MIAMI (AP) - Cuban-American lawmakers from Florida helped shape U.S. relations with the island for years until they found themselves on the outside during a historic thaw in relations.
But they could be getting the upper hand on Cuba policy again under President Donald Trump with a possible return to an earlier, more hard-line U.S. stance toward relations with Cuba’s government.
“We have had more conversations with high-level Trump officials than we had in eight years of the Obama administration,” said Rep. Mario Diaz-Balart, one of a handful of Republican members of Congress from Florida who long had an outsized role on U.S. foreign policy related to Cuba.
What Diaz-Balart and other Cuban-American lawmakers hope is that their renewed access to the U.S. government under Trump’s leadership will help them reverse the steps taken by President Barack Obama and President Raul Castro to normalize relations between the two countries.
“Everything is going to be very different,” predicted Rep. Carlos Curbelo, another Miami-area Republican who said he felt shut out under Obama.
The congressional delegation from South Florida, home to the largest number of Cuban-Americans in the nation, was long able to help craft U.S. policy toward the island. They had hoped to continue isolating the Castro government and both Democrat and Republican politicians went along, at least in part.
Diaz-Balart recalled that under President George W. Bush he and other Cuban-Americans persuaded the administration to grant travel visas and asylum to Cuban doctors working overseas, helping drive a brain drain from the island.
“When something came up, we could call and they responded to us immediately,” he said.
But that changed under Obama, who Diaz-Balart said refused to meet with him as the administration used executive orders to lift some restrictions on travel, trade and investment and ended the so-called “wet-foot, dry foot” policy that allowed Cubans to stay and apply for legal residency if they reached U.S. soil.
Diaz-Balart and other Cuban-American lawmakers want U.S. policy to return to where things were before December 2014, citing what he says is the Castro government’s “brutal oppression.” Curbelo agrees about the return to earlier policies but does not oppose the easing of restrictions on travel that allow Cuban-Americans to more easily visit family back home.
Rep. Ileana Ros-Lehtinen, another Florida delegation member, declined to speak to The Associated Press but recently forwarded a letter to the Trump administration calling for a policy focused on “freedom, democracy, the rule of law and respect for human rights” that enforces sanctions written into U.S. law. Sen. Marco Rubio, who also declined an interview request, has criticized what he calls Obama’s “failed Cuba policy,” and recently said he expected Trump would reverse the previous administration’s order halting the asylum program for doctors.
During the presidential campaign, Trump was critical of the opening with the Castro government and said Obama wasn’t paying enough attention to human rights on the island. He promised to re-evaluate the agreements with Cuba and cancel those he doesn’t believe serve U.S. interests. He named several anti-Castro Cuban-Americans to his transition team, but has not yet said publicly whether he intends to reverse specific policies of his predecessor.

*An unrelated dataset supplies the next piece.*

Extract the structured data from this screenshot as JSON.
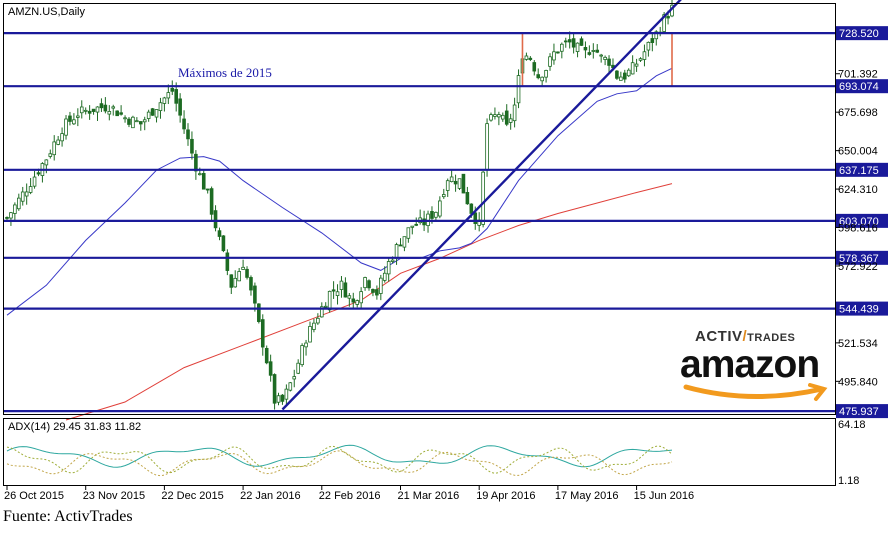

Some supporters of the opening with Cuba see reason for optimism. James Williams, head of Engage Cuba, a corporate-backed bipartisan group that supports improving ties to the island, said Trump may not want to reverse what he sees as the “positive progress” of the last three years.
“We have seen more positive progress in Cuba over the last two years than the last 55 years combined,” said Williams, adding that a thorough review of current policy should show the Trump administration the advantages of moving toward normalization.
Diaz-Balart and Curbelo said the meetings they and others have had with officials from the new administration, as well as Secretary of State Rex Tillerson’s confirmation hearings, have given them hope that Obama’s executive orders restoring relations with Cuba would be reversed. “Without a doubt, the days of those orders are numbered,” Diaz-Balart said.
Even though Ros-Lehtinen and Curbelo did not endorse Trump, some believe they, like Diaz-Balart and Curbelo, will have significant influence on the new administration.
“They are going to be the guides of the policy toward Cuba,” said Sebastian Arcos, associate director of the Cuban Research Institute at Florida International University.
Frank Mora, who was deputy assistant secretary of defense for the Western Hemisphere under Obama, agreed: “Trump is going to go back to handing the foreign policy of the U.S. toward Cuba to the Cuban-American legislators.”